Why can’t we teach like we used to?
Many of us experienced school as a place where we all sat in rows at our own desk and learning comprised of trying to absorb all the wisdom and facts our teachers shared with us in order to obtain high scores and gain the best job we could after school. Education has changed dramatically in the past decade, and at a rapidly increasing rate. Two of the most eminent and well respected contemporary educational researchers explain this beautifully: Sir John Jones (knighted for services to education in the UK) and Sir Ken Robinson (author, researcher and international speaker on creative and cultural education in the UK, Europe, Asia and the United States and the most watched speaker in TED Talk’s history).

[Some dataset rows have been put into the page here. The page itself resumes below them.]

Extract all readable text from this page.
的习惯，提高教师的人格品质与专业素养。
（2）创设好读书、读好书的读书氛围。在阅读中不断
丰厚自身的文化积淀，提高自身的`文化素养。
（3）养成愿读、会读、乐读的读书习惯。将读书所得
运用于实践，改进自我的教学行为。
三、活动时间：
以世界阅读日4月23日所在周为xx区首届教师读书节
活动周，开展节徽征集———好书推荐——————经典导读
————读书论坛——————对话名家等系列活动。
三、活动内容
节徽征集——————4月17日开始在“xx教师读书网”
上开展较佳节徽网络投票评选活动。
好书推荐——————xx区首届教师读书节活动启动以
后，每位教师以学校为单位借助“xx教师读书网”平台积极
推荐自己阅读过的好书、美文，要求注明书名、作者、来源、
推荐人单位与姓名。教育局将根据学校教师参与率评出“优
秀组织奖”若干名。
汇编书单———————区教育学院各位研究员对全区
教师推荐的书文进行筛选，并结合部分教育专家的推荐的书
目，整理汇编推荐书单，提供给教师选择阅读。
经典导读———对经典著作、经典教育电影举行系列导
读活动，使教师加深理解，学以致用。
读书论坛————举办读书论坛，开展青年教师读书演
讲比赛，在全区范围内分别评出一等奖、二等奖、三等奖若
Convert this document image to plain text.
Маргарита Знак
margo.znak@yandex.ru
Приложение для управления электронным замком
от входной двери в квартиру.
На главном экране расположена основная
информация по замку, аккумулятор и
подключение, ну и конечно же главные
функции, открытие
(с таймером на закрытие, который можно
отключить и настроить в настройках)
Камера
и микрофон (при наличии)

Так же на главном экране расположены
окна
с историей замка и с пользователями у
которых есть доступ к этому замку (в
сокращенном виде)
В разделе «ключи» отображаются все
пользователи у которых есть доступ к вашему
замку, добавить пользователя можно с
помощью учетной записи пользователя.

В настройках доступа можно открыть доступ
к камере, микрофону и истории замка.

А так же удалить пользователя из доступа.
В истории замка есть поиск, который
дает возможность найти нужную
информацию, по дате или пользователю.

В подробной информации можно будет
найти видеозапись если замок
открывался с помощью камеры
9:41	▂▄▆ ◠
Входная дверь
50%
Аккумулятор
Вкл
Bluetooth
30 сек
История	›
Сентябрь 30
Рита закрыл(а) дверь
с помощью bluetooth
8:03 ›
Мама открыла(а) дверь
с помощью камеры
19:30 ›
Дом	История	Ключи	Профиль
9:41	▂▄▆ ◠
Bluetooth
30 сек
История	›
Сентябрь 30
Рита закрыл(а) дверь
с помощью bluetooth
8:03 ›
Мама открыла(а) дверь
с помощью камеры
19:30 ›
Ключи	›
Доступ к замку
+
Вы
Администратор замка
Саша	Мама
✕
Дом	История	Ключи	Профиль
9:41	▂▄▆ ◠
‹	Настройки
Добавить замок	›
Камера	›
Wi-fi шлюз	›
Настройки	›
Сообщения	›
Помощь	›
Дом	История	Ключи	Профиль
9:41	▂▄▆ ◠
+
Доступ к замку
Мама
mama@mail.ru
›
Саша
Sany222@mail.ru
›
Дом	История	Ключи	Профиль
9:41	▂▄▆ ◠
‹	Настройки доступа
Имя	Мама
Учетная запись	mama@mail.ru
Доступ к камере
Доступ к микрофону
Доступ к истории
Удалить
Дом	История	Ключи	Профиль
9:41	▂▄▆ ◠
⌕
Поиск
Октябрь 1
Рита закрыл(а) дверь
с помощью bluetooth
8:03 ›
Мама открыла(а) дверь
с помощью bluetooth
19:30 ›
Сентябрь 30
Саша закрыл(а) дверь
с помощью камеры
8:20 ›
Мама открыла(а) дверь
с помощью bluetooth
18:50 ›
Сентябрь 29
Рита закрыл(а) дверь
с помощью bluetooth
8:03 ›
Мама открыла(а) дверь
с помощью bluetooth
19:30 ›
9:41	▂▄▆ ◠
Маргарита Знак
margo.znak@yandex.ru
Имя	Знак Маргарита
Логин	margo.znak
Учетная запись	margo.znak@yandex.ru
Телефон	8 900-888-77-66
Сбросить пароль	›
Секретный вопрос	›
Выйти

Sir John Jones explains how preparing our children for a world that doesn’t yet exist has its challenges and responsibilities for educators – one that we can’t ignore but must in fact embrace. He writes that, “We live in a rapidly changing world. A world in which statisticians claim, 80% of the jobs our children will do have not yet been invented. … We are all going to need five key capabilities; creativity, ingenuity, agility, adaptability and sociability. This has huge implications for schooling, in general, and teachers, in particular… Schools are going to need to develop learning environments which, while encouraging the relentless pursuit of excellence, also seek to promote a culture which questions the status quo and invites staff to take risks and embrace change.” While the measure of our industrial education was how much we knew for each subject, Sir John Jones makes no mention of knowledge as a goal, but rather what we can do with it – creatively, ingeniously, with agility, adaptability and socially.
Sir Ken Robinson defines the purpose of education as ‘enabling students to understand the world around them and the talents within them so that they can become fulfilled individuals and active, compassionate citizens.’ He focusses on the radical changes that are needed in education for our students to thrive. He notes, “There are forthcoming challenges in the 21st century – climate change, ethics around artificial intelligence, and more – and people need to be working closely in communities, using their full set of talents, in order to solve them… education instructors of today play a key role in shaping the future.” He highlights too the importance of letting students learn from their mistakes (as that is ultimately the point where new learning occurs), and the emphasis we should be taking when talking with and encouraging our students, “I have come to a realisation that effort and hard work should be praised more than being smart; that learning how to handle failure is a key life skill; that all of us possess that inner spark and finding your genius is more important than being a genius…”
As John Dewey, another eminent educational reformer famously said, “if we teach children today as we taught them yesterday, we will deprive them of their tomorrow.” As teachers, we continue to learn and grow.